As the mockumentary tells us, in Canada the great names of abolitionism keep a rear-guard fight going that lasts until our time. The pharmaceutical industry invents tranquilizers to handle the disease of runaway-slave syndrome. Television shopping channels offer slaves for sale, in families or in separate lots. C.S.A. has an idea with some real heft; this is a fantasy that has always captivated us history majors: Would the South have gone bankrupt, slavery being particularly economically inefficient? Wouldn't widespread revolts have kept the C.S.A. in a state of constant war? Would the British Army have fought to uphold the system in the first place? (Unbloody likely, since slavery had been outlawed in the Empire since the 1830s.)

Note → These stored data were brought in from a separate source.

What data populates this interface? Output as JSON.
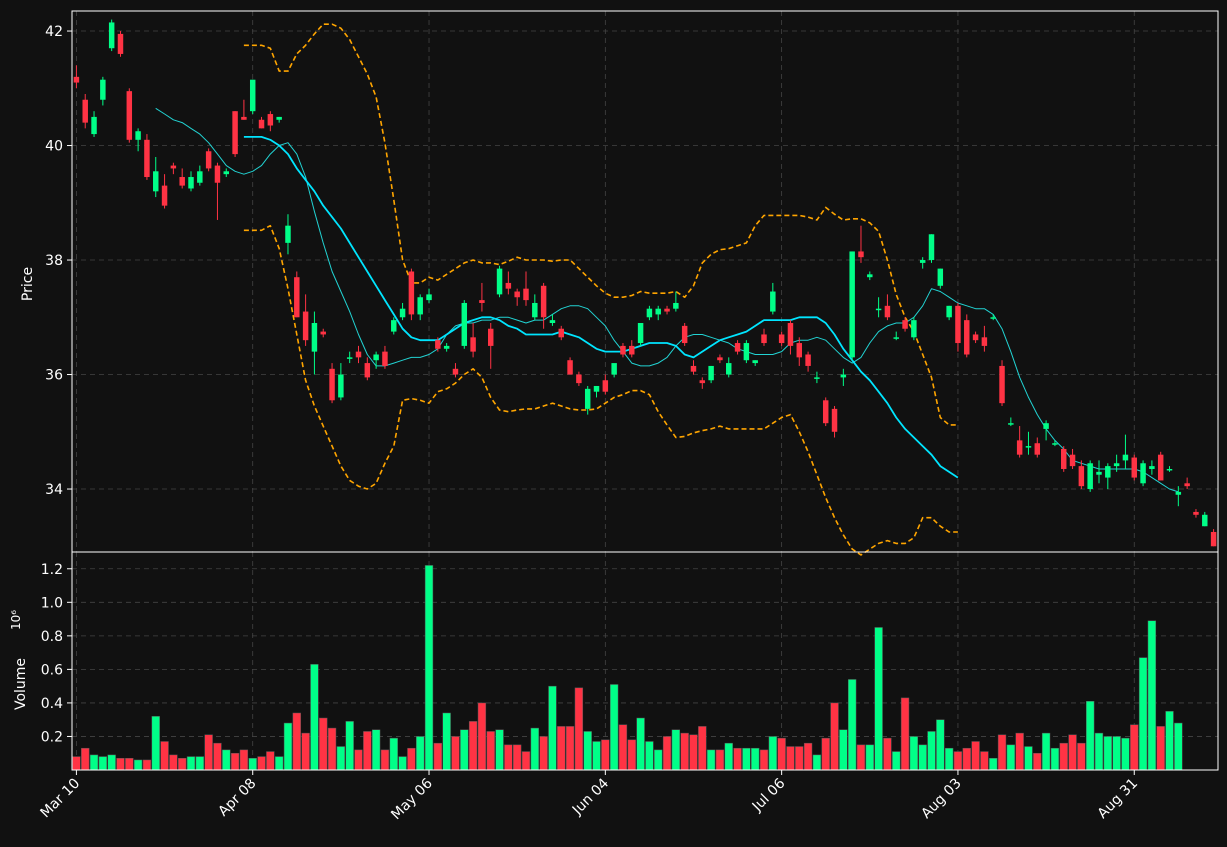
{
  "chart_data": {
    "type": "candlestick",
    "theme": {
      "background": "#111111",
      "up_color": "#00ff88",
      "down_color": "#ff3344",
      "grid_color": "#444444",
      "axis_color": "#ffffff",
      "ma_fast_color": "#22d3d3",
      "ma_slow_color": "#00e5ff",
      "band_color": "#ffa500"
    },
    "price_panel": {
      "ylabel": "Price",
      "ylim": [
        32.9,
        42.35
      ],
      "yticks": [
        34,
        36,
        38,
        40,
        42
      ]
    },
    "volume_panel": {
      "ylabel": "Volume",
      "ylabel_exponent": "10⁶",
      "ylim": [
        0,
        1.3
      ],
      "yticks": [
        0.2,
        0.4,
        0.6,
        0.8,
        1.0,
        1.2
      ],
      "ytick_labels": [
        "0.2",
        "0.4",
        "0.6",
        "0.8",
        "1.0",
        "1.2"
      ]
    },
    "x_tick_labels": [
      {
        "index": 0,
        "label": "Mar 10"
      },
      {
        "index": 20,
        "label": "Apr 08"
      },
      {
        "index": 40,
        "label": "May 06"
      },
      {
        "index": 60,
        "label": "Jun 04"
      },
      {
        "index": 80,
        "label": "Jul 06"
      },
      {
        "index": 100,
        "label": "Aug 03"
      },
      {
        "index": 120,
        "label": "Aug 31"
      }
    ],
    "ohlc": [
      [
        41.2,
        41.4,
        41.0,
        41.1
      ],
      [
        40.8,
        40.9,
        40.3,
        40.4
      ],
      [
        40.2,
        40.6,
        40.15,
        40.5
      ],
      [
        40.8,
        41.2,
        40.7,
        41.15
      ],
      [
        41.7,
        42.2,
        41.65,
        42.15
      ],
      [
        41.95,
        42.0,
        41.55,
        41.6
      ],
      [
        40.95,
        41.0,
        40.05,
        40.1
      ],
      [
        40.1,
        40.3,
        39.9,
        40.25
      ],
      [
        40.1,
        40.2,
        39.4,
        39.45
      ],
      [
        39.2,
        39.8,
        39.1,
        39.55
      ],
      [
        39.3,
        39.5,
        38.9,
        38.95
      ],
      [
        39.65,
        39.7,
        39.5,
        39.6
      ],
      [
        39.45,
        39.6,
        39.25,
        39.3
      ],
      [
        39.25,
        39.55,
        39.2,
        39.45
      ],
      [
        39.35,
        39.65,
        39.3,
        39.55
      ],
      [
        39.9,
        39.95,
        39.55,
        39.6
      ],
      [
        39.65,
        39.7,
        38.7,
        39.35
      ],
      [
        39.5,
        39.6,
        39.45,
        39.55
      ],
      [
        40.6,
        40.6,
        39.8,
        39.85
      ],
      [
        40.5,
        40.8,
        40.45,
        40.45
      ],
      [
        40.6,
        41.15,
        40.55,
        41.15
      ],
      [
        40.45,
        40.5,
        40.3,
        40.3
      ],
      [
        40.55,
        40.6,
        40.25,
        40.35
      ],
      [
        40.45,
        40.5,
        40.4,
        40.5
      ],
      [
        38.3,
        38.8,
        38.1,
        38.6
      ],
      [
        37.7,
        37.8,
        37.0,
        37.0
      ],
      [
        37.1,
        37.4,
        36.5,
        36.6
      ],
      [
        36.4,
        37.1,
        36.0,
        36.9
      ],
      [
        36.75,
        36.8,
        36.65,
        36.7
      ],
      [
        36.1,
        36.2,
        35.5,
        35.55
      ],
      [
        35.6,
        36.2,
        35.55,
        36.0
      ],
      [
        36.3,
        36.4,
        36.2,
        36.3
      ],
      [
        36.4,
        36.5,
        36.2,
        36.3
      ],
      [
        36.2,
        36.3,
        35.9,
        35.95
      ],
      [
        36.25,
        36.4,
        36.1,
        36.35
      ],
      [
        36.4,
        36.5,
        36.1,
        36.15
      ],
      [
        36.75,
        37.0,
        36.7,
        36.95
      ],
      [
        37.0,
        37.25,
        36.95,
        37.15
      ],
      [
        37.8,
        37.85,
        36.95,
        37.05
      ],
      [
        37.05,
        37.4,
        36.95,
        37.35
      ],
      [
        37.3,
        37.5,
        37.25,
        37.4
      ],
      [
        36.6,
        36.65,
        36.4,
        36.45
      ],
      [
        36.45,
        36.55,
        36.4,
        36.5
      ],
      [
        36.1,
        36.2,
        35.95,
        36.0
      ],
      [
        36.5,
        37.3,
        36.45,
        37.25
      ],
      [
        36.65,
        36.9,
        36.3,
        36.4
      ],
      [
        37.3,
        37.6,
        37.1,
        37.25
      ],
      [
        36.8,
        36.9,
        36.1,
        36.5
      ],
      [
        37.4,
        37.9,
        37.35,
        37.85
      ],
      [
        37.6,
        37.8,
        37.4,
        37.5
      ],
      [
        37.45,
        37.5,
        37.2,
        37.35
      ],
      [
        37.5,
        37.8,
        37.2,
        37.3
      ],
      [
        37.0,
        37.4,
        36.95,
        37.25
      ],
      [
        37.55,
        37.6,
        36.8,
        37.0
      ],
      [
        36.9,
        37.05,
        36.85,
        36.95
      ],
      [
        36.8,
        36.85,
        36.6,
        36.65
      ],
      [
        36.25,
        36.3,
        36.0,
        36.0
      ],
      [
        36.0,
        36.05,
        35.8,
        35.85
      ],
      [
        35.4,
        35.8,
        35.3,
        35.75
      ],
      [
        35.7,
        35.8,
        35.6,
        35.8
      ],
      [
        35.9,
        36.0,
        35.65,
        35.7
      ],
      [
        36.0,
        36.1,
        35.95,
        36.2
      ],
      [
        36.5,
        36.55,
        36.3,
        36.35
      ],
      [
        36.5,
        36.6,
        36.3,
        36.35
      ],
      [
        36.55,
        36.9,
        36.5,
        36.9
      ],
      [
        37.0,
        37.2,
        36.95,
        37.15
      ],
      [
        37.05,
        37.2,
        36.95,
        37.15
      ],
      [
        37.15,
        37.2,
        37.05,
        37.1
      ],
      [
        37.15,
        37.45,
        37.1,
        37.25
      ],
      [
        36.85,
        36.9,
        36.5,
        36.55
      ],
      [
        36.15,
        36.25,
        36.0,
        36.05
      ],
      [
        35.9,
        35.95,
        35.75,
        35.85
      ],
      [
        35.9,
        36.15,
        35.85,
        36.15
      ],
      [
        36.3,
        36.35,
        36.2,
        36.25
      ],
      [
        36.0,
        36.3,
        35.95,
        36.2
      ],
      [
        36.55,
        36.6,
        36.35,
        36.4
      ],
      [
        36.25,
        36.6,
        36.2,
        36.55
      ],
      [
        36.2,
        36.25,
        36.15,
        36.25
      ],
      [
        36.7,
        36.8,
        36.5,
        36.55
      ],
      [
        37.1,
        37.6,
        37.05,
        37.45
      ],
      [
        36.7,
        36.75,
        36.5,
        36.55
      ],
      [
        36.9,
        36.95,
        36.35,
        36.5
      ],
      [
        36.55,
        36.65,
        36.15,
        36.3
      ],
      [
        36.35,
        36.4,
        36.05,
        36.15
      ],
      [
        35.95,
        36.05,
        35.85,
        35.95
      ],
      [
        35.55,
        35.6,
        35.1,
        35.15
      ],
      [
        35.4,
        35.45,
        34.9,
        35.0
      ],
      [
        35.95,
        36.1,
        35.8,
        36.0
      ],
      [
        36.3,
        38.15,
        36.25,
        38.15
      ],
      [
        38.15,
        38.6,
        37.95,
        38.05
      ],
      [
        37.7,
        37.8,
        37.65,
        37.75
      ],
      [
        37.15,
        37.35,
        37.0,
        37.15
      ],
      [
        37.2,
        37.4,
        36.95,
        37.0
      ],
      [
        36.65,
        36.75,
        36.6,
        36.65
      ],
      [
        36.95,
        37.0,
        36.75,
        36.8
      ],
      [
        36.65,
        37.0,
        36.6,
        36.95
      ],
      [
        37.95,
        38.05,
        37.85,
        38.0
      ],
      [
        38.0,
        38.45,
        37.95,
        38.45
      ],
      [
        37.55,
        37.85,
        37.5,
        37.85
      ],
      [
        37.0,
        37.2,
        36.95,
        37.2
      ],
      [
        37.2,
        37.25,
        36.4,
        36.55
      ],
      [
        36.95,
        37.05,
        36.3,
        36.35
      ],
      [
        36.7,
        36.75,
        36.55,
        36.6
      ],
      [
        36.65,
        36.85,
        36.4,
        36.5
      ],
      [
        37.0,
        37.05,
        36.95,
        37.0
      ],
      [
        36.15,
        36.25,
        35.45,
        35.5
      ],
      [
        35.15,
        35.25,
        35.1,
        35.15
      ],
      [
        34.85,
        35.1,
        34.55,
        34.6
      ],
      [
        34.75,
        35.0,
        34.6,
        34.75
      ],
      [
        34.8,
        34.9,
        34.55,
        34.6
      ],
      [
        35.05,
        35.2,
        34.85,
        35.15
      ],
      [
        34.8,
        34.85,
        34.75,
        34.8
      ],
      [
        34.7,
        34.75,
        34.3,
        34.35
      ],
      [
        34.6,
        34.7,
        34.35,
        34.4
      ],
      [
        34.4,
        34.5,
        34.0,
        34.05
      ],
      [
        34.0,
        34.5,
        33.95,
        34.45
      ],
      [
        34.25,
        34.5,
        34.1,
        34.3
      ],
      [
        34.2,
        34.45,
        34.0,
        34.4
      ],
      [
        34.4,
        34.6,
        34.3,
        34.45
      ],
      [
        34.5,
        34.95,
        34.35,
        34.6
      ],
      [
        34.55,
        34.6,
        34.15,
        34.2
      ],
      [
        34.1,
        34.5,
        34.05,
        34.45
      ],
      [
        34.35,
        34.5,
        34.25,
        34.4
      ],
      [
        34.6,
        34.65,
        34.15,
        34.15
      ],
      [
        34.35,
        34.4,
        34.3,
        34.35
      ],
      [
        33.9,
        34.05,
        33.7,
        33.95
      ],
      [
        34.1,
        34.2,
        34.0,
        34.05
      ],
      [
        33.6,
        33.65,
        33.5,
        33.55
      ],
      [
        33.35,
        33.6,
        33.35,
        33.55
      ],
      [
        33.25,
        33.3,
        33.0,
        33.0
      ]
    ],
    "volume_millions": [
      0.08,
      0.13,
      0.09,
      0.08,
      0.09,
      0.07,
      0.07,
      0.06,
      0.06,
      0.32,
      0.17,
      0.09,
      0.07,
      0.08,
      0.08,
      0.21,
      0.16,
      0.12,
      0.1,
      0.12,
      0.07,
      0.08,
      0.11,
      0.08,
      0.28,
      0.34,
      0.22,
      0.63,
      0.31,
      0.25,
      0.14,
      0.29,
      0.12,
      0.23,
      0.24,
      0.12,
      0.19,
      0.08,
      0.13,
      0.2,
      1.22,
      0.16,
      0.34,
      0.2,
      0.24,
      0.29,
      0.4,
      0.23,
      0.24,
      0.15,
      0.15,
      0.11,
      0.25,
      0.2,
      0.5,
      0.26,
      0.26,
      0.49,
      0.23,
      0.17,
      0.18,
      0.51,
      0.27,
      0.18,
      0.31,
      0.17,
      0.12,
      0.2,
      0.24,
      0.22,
      0.21,
      0.26,
      0.12,
      0.12,
      0.16,
      0.13,
      0.13,
      0.13,
      0.12,
      0.2,
      0.19,
      0.14,
      0.14,
      0.16,
      0.09,
      0.19,
      0.4,
      0.24,
      0.54,
      0.15,
      0.15,
      0.85,
      0.19,
      0.11,
      0.43,
      0.2,
      0.15,
      0.23,
      0.3,
      0.13,
      0.11,
      0.13,
      0.17,
      0.11,
      0.07,
      0.21,
      0.15,
      0.22,
      0.14,
      0.1,
      0.22,
      0.13,
      0.16,
      0.21,
      0.16,
      0.41,
      0.22,
      0.2,
      0.2,
      0.19,
      0.27,
      0.67,
      0.89,
      0.26,
      0.35,
      0.28
    ],
    "moving_average_fast": {
      "start_index": 9,
      "values": [
        40.65,
        40.55,
        40.45,
        40.4,
        40.3,
        40.2,
        40.05,
        39.85,
        39.65,
        39.55,
        39.5,
        39.55,
        39.65,
        39.85,
        40.0,
        40.05,
        39.85,
        39.45,
        38.85,
        38.3,
        37.8,
        37.45,
        37.1,
        36.7,
        36.35,
        36.15,
        36.15,
        36.2,
        36.25,
        36.3,
        36.3,
        36.35,
        36.45,
        36.7,
        36.85,
        36.9,
        36.9,
        36.95,
        36.95,
        37.0,
        37.0,
        36.95,
        36.9,
        36.95,
        36.95,
        37.05,
        37.15,
        37.2,
        37.2,
        37.15,
        37.0,
        36.85,
        36.6,
        36.4,
        36.2,
        36.15,
        36.15,
        36.2,
        36.3,
        36.5,
        36.65,
        36.7,
        36.7,
        36.65,
        36.6,
        36.55,
        36.45,
        36.4,
        36.35,
        36.35,
        36.35,
        36.4,
        36.55,
        36.6,
        36.6,
        36.65,
        36.6,
        36.45,
        36.3,
        36.2,
        36.3,
        36.55,
        36.75,
        36.85,
        36.9,
        36.9,
        37.0,
        37.2,
        37.5,
        37.45,
        37.35,
        37.25,
        37.2,
        37.15,
        37.15,
        37.05,
        36.8,
        36.4,
        35.95,
        35.6,
        35.3,
        35.05,
        34.85,
        34.7,
        34.5,
        34.45,
        34.4,
        34.35,
        34.35,
        34.35,
        34.35,
        34.35,
        34.3,
        34.2,
        34.1,
        34.0,
        33.95
      ]
    },
    "moving_average_slow": {
      "start_index": 19,
      "values": [
        40.15,
        40.15,
        40.15,
        40.1,
        40.0,
        39.85,
        39.6,
        39.4,
        39.2,
        38.95,
        38.75,
        38.55,
        38.3,
        38.05,
        37.8,
        37.55,
        37.3,
        37.05,
        36.8,
        36.65,
        36.6,
        36.6,
        36.6,
        36.7,
        36.8,
        36.9,
        36.95,
        37.0,
        37.0,
        36.95,
        36.85,
        36.8,
        36.7,
        36.7,
        36.7,
        36.7,
        36.75,
        36.7,
        36.65,
        36.55,
        36.45,
        36.4,
        36.4,
        36.4,
        36.45,
        36.5,
        36.55,
        36.55,
        36.55,
        36.5,
        36.35,
        36.3,
        36.4,
        36.5,
        36.6,
        36.65,
        36.7,
        36.75,
        36.85,
        36.95,
        36.95,
        36.95,
        36.95,
        37.0,
        37.0,
        37.0,
        36.9,
        36.7,
        36.45,
        36.25,
        36.05,
        35.9,
        35.7,
        35.5,
        35.25,
        35.05,
        34.9,
        34.75,
        34.6,
        34.4,
        34.3,
        34.2
      ]
    },
    "upper_band": {
      "start_index": 19,
      "values": [
        41.75,
        41.75,
        41.75,
        41.7,
        41.3,
        41.3,
        41.6,
        41.75,
        41.95,
        42.12,
        42.12,
        42.05,
        41.85,
        41.55,
        41.25,
        40.85,
        40.05,
        39.05,
        38.0,
        37.6,
        37.6,
        37.7,
        37.65,
        37.75,
        37.85,
        37.95,
        38.0,
        37.95,
        37.95,
        37.92,
        37.98,
        38.05,
        38.0,
        38.0,
        38.0,
        37.98,
        38.0,
        38.0,
        37.85,
        37.7,
        37.55,
        37.42,
        37.35,
        37.35,
        37.38,
        37.45,
        37.42,
        37.42,
        37.42,
        37.45,
        37.35,
        37.55,
        37.95,
        38.1,
        38.18,
        38.2,
        38.25,
        38.3,
        38.6,
        38.78,
        38.78,
        38.78,
        38.78,
        38.78,
        38.75,
        38.7,
        38.92,
        38.8,
        38.7,
        38.72,
        38.72,
        38.65,
        38.5,
        38.0,
        37.4,
        37.0,
        36.75,
        36.35,
        35.95,
        35.25,
        35.12,
        35.12
      ]
    },
    "lower_band": {
      "start_index": 19,
      "values": [
        38.52,
        38.52,
        38.52,
        38.6,
        38.2,
        37.5,
        36.7,
        35.9,
        35.45,
        35.1,
        34.75,
        34.4,
        34.15,
        34.05,
        34.0,
        34.1,
        34.45,
        34.75,
        35.55,
        35.58,
        35.55,
        35.5,
        35.7,
        35.75,
        35.85,
        36.0,
        36.1,
        35.95,
        35.6,
        35.38,
        35.35,
        35.38,
        35.4,
        35.4,
        35.45,
        35.5,
        35.45,
        35.4,
        35.38,
        35.38,
        35.4,
        35.5,
        35.6,
        35.65,
        35.72,
        35.72,
        35.65,
        35.35,
        35.12,
        34.9,
        34.92,
        34.98,
        35.02,
        35.05,
        35.1,
        35.05,
        35.05,
        35.05,
        35.05,
        35.05,
        35.15,
        35.25,
        35.3,
        35.0,
        34.65,
        34.25,
        33.85,
        33.5,
        33.2,
        32.95,
        32.85,
        32.95,
        33.05,
        33.1,
        33.05,
        33.05,
        33.15,
        33.5,
        33.5,
        33.35,
        33.25,
        33.25
      ]
    }
  }
}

Instead of working out those questions, Willmott creates a few arresting images. Silent footage of Lincoln, his melancholy deepened by age and exile, is chilling. But then Willmott spoils the moment by including Lincoln's modern-style confessional of failure. (The film tends to beat up on Lincoln for his racism. But as Edmund Wilson put it, whatever Lincoln felt about black people, he lost his life ridding the United States of slavery.) Again, the problem is that the film can't pass for real. C.S.A. belongs on the same shelf with knowingly funny '70s hodgepodges like Tunnelvision and The Groove Tube. The TV ads and films that Willmott parodies are the easiest targets, but the director hits them good and hard. As in Spike Lee's Bamboozled, Willmott peoples his work with extinct racist advertising figures like the Gold Dust Twins, Mr. Darkie and the wide-mouthed mascot of the Coon Chicken Inn. The despicable show Cops is lambasted as Runaway, with slave catchers hunting fugitives. When Canada's anti-slavery government throws a 1950s scare into the United States, Hollywood responds with I Married an Abolitionist. (Funny enough, but Hollywood usually addressed the Great Fear with sci-fi allegories. Shouldn't it have been Negroes From Mars?)
C.S.A., presented by Lee, has been compared to Jean-Luc Godard directing a Dave Chappelle script. But those are names to conjure with. Godard is the one and only, and Chappelle is already comfortably in the Top 10 of 2006 with his Block Party, nothing less than a rapturous, generous effort to heal our nation's divisions. By contrast, C.S.A. is a little safer. It is hard to imagine anyone outside of a klavern who would that feel they had seen the roof lifted off an unspeakable subject. But Willmott's point is well taken; this bleak parallel world has all too many points of reference to our own.